Economía

Peace alone does not guarantee economic growth
La paz sola no garantiza crecimiento económico
Autor: Igor Eduardo Torrico Silva
20 de Julio de 2015


En opinión del académico Luis Guillermo Vélez, la clave sería de recuperación de la seguridad, y que se imponga el monopolio de la fuerza del Estado en todas partes y mejore el coeficiente de inversión del país. Así, entonces la economía va a crecer


Foto: EFE 

En los diálogos de paz de La Habana se han tocado temas económicos como el desarrollo rural.

"La paz nos empujaría el crecimiento, en promedio, entre 1,5 y 2% de por vida”, indicó el presidente Juan Manuel Santos en un discurso reciente. Sin embargo, los economistas señalan que en términos económicos la paz no es garantía de crecimiento, más bien tendrá costos importantes en un principio e igual se requieren inversiones para mejorar la competitividad del país.


“Por ahí se han hecho trabajos que hacen estimaciones sobre esto y al Gobierno le gusta hacer propaganda al respecto, pero nadie sabe la metodología que emplean”, afirma el profesor de Historia Económica de Colombia y Pensamiento Económico de la universidad Eafit, Luis Guillermo Vélez. Sin embargo, no duda en afirmar que, independientemente de eso, la firma de la paz “mejorará las condiciones de seguridad del país y eso puede ayudar”.


Hay aspectos positivos y otros que en materia económica pueden resultar negativos, señala el analista Giovanni Montoya Aldawe del Grupo Ágora. Los positivos: se aclimata la condición de riesgo-país, es decir va a haber una mejor percepción de Colombia por parte de los inversionistas generando una posible mejora de los flujos de capital hacia el país, también bajaría la prima de riesgo, “con lo que tendríamos que pagar menos por los capitales que traigamos del exterior”.


En el lado negativo, señala, hay un impacto sobre el tema presupuestal porque todos los proceso de reinserción a la vida civil y todos los procesos relacionados a la negociación de la paz tienen un costo no sólo en el momento de la implementación, sino en lo que tiene que ver con el mantenimiento de esa situación en el tiempo.


Agrega el investigador de Ágora: “También hay un elemento negativo respecto a los líderes de la guerrilla, relacionado con las decisiones ha que se llegue respecto a ellos. En caso de que se perciba que las actitudes frente a estos líderes no son las más duras puede haber desconfianza política en el resto del mundo, lo que también redunda en efectos económicos negativos a mediano plazo”. 


Para Munir Jalil, economista jefe para la región andina del Citibank, definitivamente cualquier mejora gracias a la paz vendrá por el lado de la percepción, sin embargo no cree que los mayores gastos tengan que ver con los desmovilizados.


“Cualquier mejora se va a dar por el lado de la percepción, que se traduciría en más inversión, y luego habría crecimiento. Si se mira por sectores económicos, ¿cuáles podrían tener beneficios? Un poquito agricultura, un poco petróleo y minería, y turismo. Pero no se logra de la noche a la mañana, igual hay que hacer una estrategia, carreteras, puertos, etc. No es que ya firmé la paz y de una se va a sentir el crecimiento”, afirma Jalil. 
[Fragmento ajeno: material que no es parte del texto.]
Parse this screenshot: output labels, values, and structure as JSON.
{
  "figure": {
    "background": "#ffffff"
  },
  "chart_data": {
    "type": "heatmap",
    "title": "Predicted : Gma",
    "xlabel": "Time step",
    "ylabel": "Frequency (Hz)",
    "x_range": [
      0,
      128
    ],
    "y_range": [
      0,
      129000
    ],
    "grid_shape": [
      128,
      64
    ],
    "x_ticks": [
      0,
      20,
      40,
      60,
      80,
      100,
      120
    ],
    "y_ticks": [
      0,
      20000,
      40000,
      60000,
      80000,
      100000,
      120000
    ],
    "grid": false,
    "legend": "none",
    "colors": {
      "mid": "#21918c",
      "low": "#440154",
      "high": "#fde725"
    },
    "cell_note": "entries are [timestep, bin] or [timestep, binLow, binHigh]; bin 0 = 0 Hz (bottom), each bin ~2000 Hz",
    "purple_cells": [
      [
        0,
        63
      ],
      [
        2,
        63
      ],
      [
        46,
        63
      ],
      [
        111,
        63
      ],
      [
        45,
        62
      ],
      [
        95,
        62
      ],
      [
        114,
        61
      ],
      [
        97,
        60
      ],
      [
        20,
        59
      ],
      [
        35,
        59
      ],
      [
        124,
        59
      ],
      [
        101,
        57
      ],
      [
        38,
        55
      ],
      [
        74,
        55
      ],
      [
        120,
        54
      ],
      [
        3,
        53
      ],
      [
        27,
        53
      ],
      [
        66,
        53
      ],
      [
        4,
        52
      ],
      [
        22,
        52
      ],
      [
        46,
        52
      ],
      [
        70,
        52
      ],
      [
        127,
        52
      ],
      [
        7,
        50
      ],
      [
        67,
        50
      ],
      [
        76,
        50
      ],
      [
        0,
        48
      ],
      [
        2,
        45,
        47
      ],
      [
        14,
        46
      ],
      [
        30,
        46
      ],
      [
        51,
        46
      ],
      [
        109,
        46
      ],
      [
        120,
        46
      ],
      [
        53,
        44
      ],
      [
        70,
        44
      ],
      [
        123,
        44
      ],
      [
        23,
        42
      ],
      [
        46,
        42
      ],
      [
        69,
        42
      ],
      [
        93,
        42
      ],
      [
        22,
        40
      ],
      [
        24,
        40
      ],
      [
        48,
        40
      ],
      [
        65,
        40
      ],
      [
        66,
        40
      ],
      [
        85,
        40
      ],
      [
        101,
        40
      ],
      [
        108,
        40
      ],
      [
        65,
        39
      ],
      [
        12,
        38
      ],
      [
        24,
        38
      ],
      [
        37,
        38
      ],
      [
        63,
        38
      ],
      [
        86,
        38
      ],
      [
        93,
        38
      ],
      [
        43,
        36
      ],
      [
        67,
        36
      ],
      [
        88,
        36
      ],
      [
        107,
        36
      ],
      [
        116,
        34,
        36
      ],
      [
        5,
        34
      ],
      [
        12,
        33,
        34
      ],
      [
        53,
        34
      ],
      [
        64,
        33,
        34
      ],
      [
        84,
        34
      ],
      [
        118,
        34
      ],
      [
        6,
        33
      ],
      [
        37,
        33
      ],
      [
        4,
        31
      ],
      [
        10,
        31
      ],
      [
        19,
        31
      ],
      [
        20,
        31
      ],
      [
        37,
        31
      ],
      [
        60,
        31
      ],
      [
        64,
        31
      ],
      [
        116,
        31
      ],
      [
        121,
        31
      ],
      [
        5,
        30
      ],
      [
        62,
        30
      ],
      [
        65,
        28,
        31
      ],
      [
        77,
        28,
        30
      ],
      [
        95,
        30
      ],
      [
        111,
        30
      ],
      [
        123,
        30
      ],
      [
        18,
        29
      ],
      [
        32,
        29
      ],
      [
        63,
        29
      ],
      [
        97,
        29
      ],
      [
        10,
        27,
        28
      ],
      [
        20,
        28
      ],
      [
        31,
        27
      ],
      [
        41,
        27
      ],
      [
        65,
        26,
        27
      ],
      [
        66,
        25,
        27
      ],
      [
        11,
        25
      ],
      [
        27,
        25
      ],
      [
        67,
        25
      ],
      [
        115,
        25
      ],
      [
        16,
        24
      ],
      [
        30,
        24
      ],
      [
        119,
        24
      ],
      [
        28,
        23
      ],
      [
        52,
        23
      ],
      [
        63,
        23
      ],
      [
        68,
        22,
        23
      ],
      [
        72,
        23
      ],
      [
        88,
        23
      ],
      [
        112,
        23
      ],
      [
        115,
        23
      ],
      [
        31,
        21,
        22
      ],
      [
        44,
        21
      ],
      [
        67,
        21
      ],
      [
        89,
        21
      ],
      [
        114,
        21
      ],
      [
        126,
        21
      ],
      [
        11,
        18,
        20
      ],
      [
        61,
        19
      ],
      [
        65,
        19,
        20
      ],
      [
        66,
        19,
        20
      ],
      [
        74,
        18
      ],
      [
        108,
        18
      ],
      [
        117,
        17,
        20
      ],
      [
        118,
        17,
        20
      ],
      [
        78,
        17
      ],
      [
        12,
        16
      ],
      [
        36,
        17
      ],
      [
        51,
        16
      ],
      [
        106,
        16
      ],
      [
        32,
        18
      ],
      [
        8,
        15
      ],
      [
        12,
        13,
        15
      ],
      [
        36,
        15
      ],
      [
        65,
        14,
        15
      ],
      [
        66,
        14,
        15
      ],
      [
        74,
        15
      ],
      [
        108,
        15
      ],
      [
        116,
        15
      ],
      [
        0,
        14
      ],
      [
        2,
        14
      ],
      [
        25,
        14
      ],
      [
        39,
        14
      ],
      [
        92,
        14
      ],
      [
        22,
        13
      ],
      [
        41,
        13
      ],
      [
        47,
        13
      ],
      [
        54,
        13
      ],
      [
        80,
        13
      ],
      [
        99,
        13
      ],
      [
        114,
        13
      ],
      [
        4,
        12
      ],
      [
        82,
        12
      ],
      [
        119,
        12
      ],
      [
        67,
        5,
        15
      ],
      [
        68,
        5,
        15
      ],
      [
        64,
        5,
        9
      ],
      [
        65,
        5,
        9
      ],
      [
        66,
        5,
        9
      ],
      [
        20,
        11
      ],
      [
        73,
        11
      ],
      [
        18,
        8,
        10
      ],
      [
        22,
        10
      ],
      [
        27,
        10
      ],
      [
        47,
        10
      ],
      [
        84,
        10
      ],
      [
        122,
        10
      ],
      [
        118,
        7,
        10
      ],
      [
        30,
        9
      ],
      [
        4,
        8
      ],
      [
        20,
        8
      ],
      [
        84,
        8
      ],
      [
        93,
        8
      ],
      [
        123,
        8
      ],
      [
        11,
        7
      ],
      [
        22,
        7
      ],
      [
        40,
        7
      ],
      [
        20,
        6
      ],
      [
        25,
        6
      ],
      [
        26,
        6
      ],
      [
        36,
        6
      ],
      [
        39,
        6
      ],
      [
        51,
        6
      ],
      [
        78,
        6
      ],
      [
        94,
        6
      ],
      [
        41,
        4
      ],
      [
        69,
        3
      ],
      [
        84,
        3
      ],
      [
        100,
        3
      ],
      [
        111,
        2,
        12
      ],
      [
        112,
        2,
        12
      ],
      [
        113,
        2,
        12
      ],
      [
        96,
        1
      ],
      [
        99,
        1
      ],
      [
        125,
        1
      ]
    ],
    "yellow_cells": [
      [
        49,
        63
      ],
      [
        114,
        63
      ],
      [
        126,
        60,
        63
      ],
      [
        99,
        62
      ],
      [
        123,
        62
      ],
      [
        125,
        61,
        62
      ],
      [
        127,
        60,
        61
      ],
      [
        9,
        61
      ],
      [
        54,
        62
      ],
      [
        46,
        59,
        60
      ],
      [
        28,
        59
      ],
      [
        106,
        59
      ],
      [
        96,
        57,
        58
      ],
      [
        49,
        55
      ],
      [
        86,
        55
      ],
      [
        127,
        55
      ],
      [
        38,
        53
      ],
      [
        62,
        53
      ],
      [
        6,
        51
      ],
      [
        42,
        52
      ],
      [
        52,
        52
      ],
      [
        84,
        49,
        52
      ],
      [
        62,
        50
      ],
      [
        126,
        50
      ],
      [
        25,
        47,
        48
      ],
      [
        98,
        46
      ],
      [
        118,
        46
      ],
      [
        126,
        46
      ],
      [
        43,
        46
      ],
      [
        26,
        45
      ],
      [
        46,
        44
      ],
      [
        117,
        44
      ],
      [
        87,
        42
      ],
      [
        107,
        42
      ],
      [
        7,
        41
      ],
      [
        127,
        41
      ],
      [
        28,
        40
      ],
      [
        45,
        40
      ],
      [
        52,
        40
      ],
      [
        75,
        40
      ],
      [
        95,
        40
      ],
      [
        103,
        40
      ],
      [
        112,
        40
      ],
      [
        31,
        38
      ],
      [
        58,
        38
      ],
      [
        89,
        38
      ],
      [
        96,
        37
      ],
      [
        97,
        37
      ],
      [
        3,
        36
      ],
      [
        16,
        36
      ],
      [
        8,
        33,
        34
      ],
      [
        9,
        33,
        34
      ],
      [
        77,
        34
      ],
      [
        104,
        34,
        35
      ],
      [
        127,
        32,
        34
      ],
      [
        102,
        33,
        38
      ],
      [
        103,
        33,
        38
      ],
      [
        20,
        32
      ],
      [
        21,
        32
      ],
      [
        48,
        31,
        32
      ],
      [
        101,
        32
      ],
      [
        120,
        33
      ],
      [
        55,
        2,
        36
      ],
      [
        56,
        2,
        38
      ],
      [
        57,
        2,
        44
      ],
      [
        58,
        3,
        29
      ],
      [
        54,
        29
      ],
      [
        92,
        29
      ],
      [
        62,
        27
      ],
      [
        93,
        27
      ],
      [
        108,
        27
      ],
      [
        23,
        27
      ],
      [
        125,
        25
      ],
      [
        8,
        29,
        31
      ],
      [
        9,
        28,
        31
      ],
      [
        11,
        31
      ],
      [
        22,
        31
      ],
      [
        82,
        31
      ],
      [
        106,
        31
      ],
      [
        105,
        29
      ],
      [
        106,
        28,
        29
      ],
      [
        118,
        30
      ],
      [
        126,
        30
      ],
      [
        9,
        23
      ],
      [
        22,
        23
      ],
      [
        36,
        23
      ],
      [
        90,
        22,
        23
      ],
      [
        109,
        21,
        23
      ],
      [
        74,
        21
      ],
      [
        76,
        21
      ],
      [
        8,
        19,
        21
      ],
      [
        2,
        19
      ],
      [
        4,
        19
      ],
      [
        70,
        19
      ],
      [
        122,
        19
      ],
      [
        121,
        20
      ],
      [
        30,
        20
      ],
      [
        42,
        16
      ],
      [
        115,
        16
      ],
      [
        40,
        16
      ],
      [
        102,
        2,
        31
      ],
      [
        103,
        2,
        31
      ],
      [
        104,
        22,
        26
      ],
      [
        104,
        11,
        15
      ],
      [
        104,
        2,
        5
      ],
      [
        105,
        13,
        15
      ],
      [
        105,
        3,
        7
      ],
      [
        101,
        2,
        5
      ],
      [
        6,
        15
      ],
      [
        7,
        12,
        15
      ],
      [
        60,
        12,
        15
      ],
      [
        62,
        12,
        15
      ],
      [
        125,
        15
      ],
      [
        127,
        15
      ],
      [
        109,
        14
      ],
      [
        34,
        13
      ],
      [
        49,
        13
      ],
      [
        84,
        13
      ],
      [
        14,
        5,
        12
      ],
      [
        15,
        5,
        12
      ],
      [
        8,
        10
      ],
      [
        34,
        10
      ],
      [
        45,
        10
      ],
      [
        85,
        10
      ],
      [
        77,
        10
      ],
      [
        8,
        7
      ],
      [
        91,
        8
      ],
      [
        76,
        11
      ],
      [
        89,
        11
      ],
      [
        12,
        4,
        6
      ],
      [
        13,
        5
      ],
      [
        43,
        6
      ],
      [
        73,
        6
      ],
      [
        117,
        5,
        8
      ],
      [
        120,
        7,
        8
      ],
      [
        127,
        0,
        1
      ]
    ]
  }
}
En lo que concuerda el profesor Vélez: “A la larga todo depende de la inversión”.


Apunta Jalil, que por el contrario el impacto inicialmente va a ser hasta negativo, porque inmediatamente firmada la paz va a haber gastos. “La desmovilización es lo más barato, el problema está en cómo atendemos económicamente a las víctimas, cómo reparto la tierra, ese tipo de cosas generarán los mayores costos. Hoy en día hay registradas 6,5 millones de personas como víctimas, entonces cómo se van a resarcir y cuánto se le va a dar a cada una”. 



Costo de la guerra y la paz

Según el estudio ¿Cuánto nos cuesta la guerra? de Juliana Castellanos, docente del Politécnico Grancolombiano, publicado en 2013, sólo el gasto directo en el sector defensa en el período 2003-2013 fue de $220 billones. Son básicamente los recursos destinados para sueldos (de más de 400.000 hombres), logística, intendencia y armamento.


Entre noviembre del 2004 y julio del 2012 se pagó a desmovilizados 190.691 millones de pesos por ayuda humanitaria, beneficios de retorno y ubicación.


La publicación señala que los 2.788 exintegrantes del ‘Bloque Minero’, que operó en Chocó, Risaralda y parte de Antioquia, recibieron 17.673 millones de pesos.


El estudio señala, por otra parte, que el proceso de paz de El Salvador, un país mucho más pequeño que Colombia, tuvo un costo de 21.500 millones de dólares.